Millennial Generation

The millennial generation, or people in their 20s and early 30s, are much more likely to fall victim to financial scams, including tax scams, compared to the elderly. A survey of 1,000 American consumers, conducted by First Orion, notes several common themes among scammers. As many as 84 percent of baby boomers received scam phone calls compared to 73 percent of millennials. However, people in the younger generation said they were more likely to give away personal information.

Millennials are six times more likely to give away their credit card information and twice as likely to give out their full Social Security number. That's because 17 percent of respondents who were millennials said they would reveal more information if the caller on the other line had the last four digits of their Social Security number. This figure compares to just 2 percent of baby boomers.

This younger generation seems to have a false sense of security when it comes to tax and financial scams. Just 35 percent of millennials believe they are at risk for identity theft, whereas 54 percent of baby boomers feel as if they can have their identity stolen.

Reasons

The reasons why millennials feel more secure in their private information probably comes from social media. These younger consumers may fall prey to financial scams because they see sharing information through the internet as the norm. Millennials have a propensity to share personal information, such as birthdays, dinner reservations and current locations, so it's not that much of a stretch to share credit or debit card information when prompted to do so.

Another issue is that millennials may feel as if technology should save them from any missteps. Nearly half of all millennials in the survey believed that their cellphone carrier bears the responsibility of blocking scam calls and telemarketers. Instead, taxpayers should hang up on the caller and then report the issue to the IRS through agency's toll-free number or online portal.

Solutions

Accountants and tax professionals can help their younger clients avoid tax and financial scams by educating them on how scammers take advantage of vulnerable citizens and how the IRS works to resolve issues.
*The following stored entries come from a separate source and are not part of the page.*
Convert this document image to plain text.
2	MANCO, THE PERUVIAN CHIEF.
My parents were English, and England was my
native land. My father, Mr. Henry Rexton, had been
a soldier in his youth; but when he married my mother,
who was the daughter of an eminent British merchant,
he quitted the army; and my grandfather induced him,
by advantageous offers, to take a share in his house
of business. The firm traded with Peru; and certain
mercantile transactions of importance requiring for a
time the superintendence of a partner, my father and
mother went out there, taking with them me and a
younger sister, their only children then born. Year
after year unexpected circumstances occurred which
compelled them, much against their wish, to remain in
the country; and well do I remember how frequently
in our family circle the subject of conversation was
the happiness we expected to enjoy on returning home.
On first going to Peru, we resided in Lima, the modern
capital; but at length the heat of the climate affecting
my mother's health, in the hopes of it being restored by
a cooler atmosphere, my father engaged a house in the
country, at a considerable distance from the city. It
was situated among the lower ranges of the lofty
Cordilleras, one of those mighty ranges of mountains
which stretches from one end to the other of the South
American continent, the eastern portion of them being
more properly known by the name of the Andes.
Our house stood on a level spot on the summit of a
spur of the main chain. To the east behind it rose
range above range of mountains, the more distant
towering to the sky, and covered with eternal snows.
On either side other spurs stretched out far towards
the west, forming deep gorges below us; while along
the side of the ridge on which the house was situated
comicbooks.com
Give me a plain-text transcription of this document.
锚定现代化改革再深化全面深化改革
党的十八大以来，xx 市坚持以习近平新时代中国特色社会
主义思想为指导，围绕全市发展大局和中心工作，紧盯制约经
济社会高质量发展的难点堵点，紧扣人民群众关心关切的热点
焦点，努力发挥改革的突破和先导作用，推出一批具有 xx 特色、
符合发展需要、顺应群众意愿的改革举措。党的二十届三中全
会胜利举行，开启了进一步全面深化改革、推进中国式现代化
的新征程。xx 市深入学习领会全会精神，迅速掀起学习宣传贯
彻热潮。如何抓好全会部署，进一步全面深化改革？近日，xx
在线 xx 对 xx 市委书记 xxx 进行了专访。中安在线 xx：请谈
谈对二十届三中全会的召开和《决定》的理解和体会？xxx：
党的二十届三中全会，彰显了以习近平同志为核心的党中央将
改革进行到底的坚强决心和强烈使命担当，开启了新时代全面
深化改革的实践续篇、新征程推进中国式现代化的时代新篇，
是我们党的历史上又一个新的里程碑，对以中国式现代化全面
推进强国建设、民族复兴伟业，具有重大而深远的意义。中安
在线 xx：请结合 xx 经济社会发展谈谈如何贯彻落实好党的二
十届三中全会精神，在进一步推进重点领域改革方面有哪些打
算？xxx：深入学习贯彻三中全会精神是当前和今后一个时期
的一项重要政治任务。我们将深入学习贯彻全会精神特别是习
When the IRS makes a phone call to a taxpayer, the person on the other line never demands an immediate payment by credit or debit card. Usually, these payment demands arrive in the mail as official letters as opposed to phone calls. The IRS also offers a long appeals process to resolve any issues before taking any action, so there should not be an immediacy to a phone call.

For taxpayers, a little education regarding tax and financial scams goes a long way. Accountants should also be at the front lines when it comes to averting fraud and scams, as this helps them deliver more value to clients.